Question: In particle accelerators, protons can be accelerated to speeds near that of light. Estimate the wavelength in nm of such a proton moving at $\displaystyle 2.40 * 10^8$ m/s. (mass of proton = $\displaystyle 1.673 * 10^{-27}$kg)

Here's the work I've done:

It says to use deBrogile's equation:

$\displaystyle \lambda = \frac{h}{mu}$

h stands for Planck's constant = $\displaystyle 6.63*10^{-34} {kgm^2}{s}$

m for the mass = $\displaystyle 1.673*10^{-27}$ kg

u for the speed = $\displaystyle 2.40*10^8$ m/s

Plugging in...

$\displaystyle \frac {6.63*10^{-34} kgm^2}{(2.40*10^8 m/s)(1.673*10^{-27}kg})$

= $\displaystyle 1.65*10^{-15}$ m (from here , just divide by 10^(-9))
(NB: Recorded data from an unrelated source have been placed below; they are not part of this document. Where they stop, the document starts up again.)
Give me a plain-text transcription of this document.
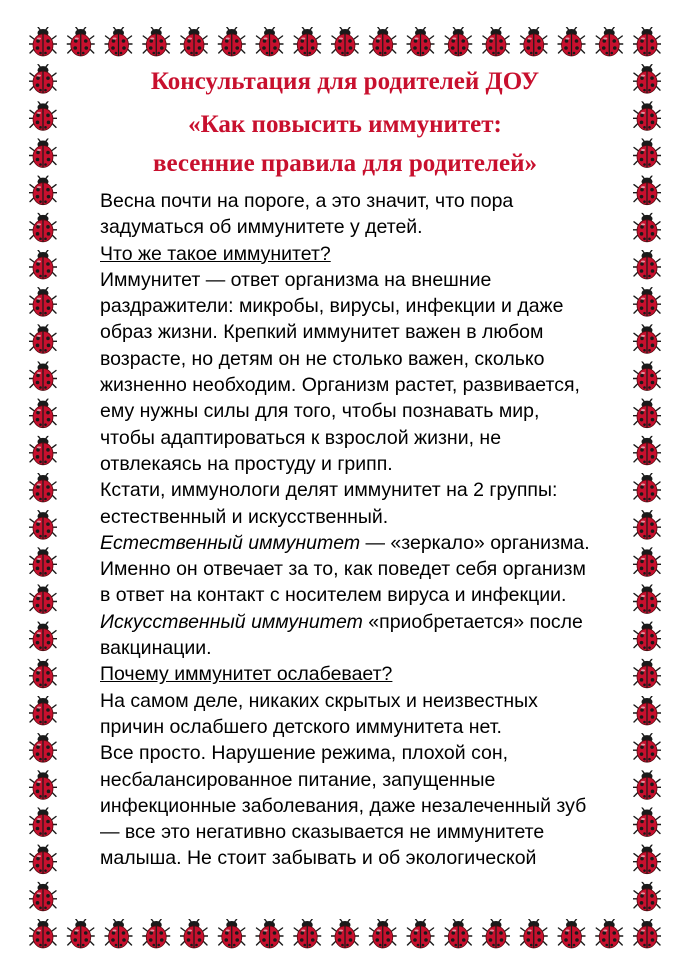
Консультация для родителей ДОУ
«Как повысить иммунитет:
весенние правила для родителей»

Весна почти на пороге, а это значит, что пора

задуматься об иммунитете у детей.

Что же такое иммунитет?

Иммунитет — ответ организма на внешние

раздражители: микробы, вирусы, инфекции и даже

образ жизни. Крепкий иммунитет важен в любом

возрасте, но детям он не столько важен, сколько

жизненно необходим. Организм растет, развивается,

ему нужны силы для того, чтобы познавать мир,

чтобы адаптироваться к взрослой жизни, не

отвлекаясь на простуду и грипп.

Кстати, иммунологи делят иммунитет на 2 группы:

естественный и искусственный.

Естественный иммунитет — «зеркало» организма.

Именно он отвечает за то, как поведет себя организм

в ответ на контакт с носителем вируса и инфекции.

Искусственный иммунитет «приобретается» после

вакцинации.

Почему иммунитет ослабевает?

На самом деле, никаких скрытых и неизвестных

причин ослабшего детского иммунитета нет.

Все просто. Нарушение режима, плохой сон,

несбалансированное питание, запущенные

инфекционные заболевания, даже незалеченный зуб

— все это негативно сказывается не иммунитете

малыша. Не стоит забывать и об экологической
Conversion factors for nm:

$\displaystyle \frac{1m}{1*10^{-9}nm} = \frac{1*10^{-9}nm}{1m}$

And then I get wrong answers all over the place. I keep constantly getting new wrong answers and even on Yahoo they're giving me wrong answers. Totally don't know what I'm doing wrong.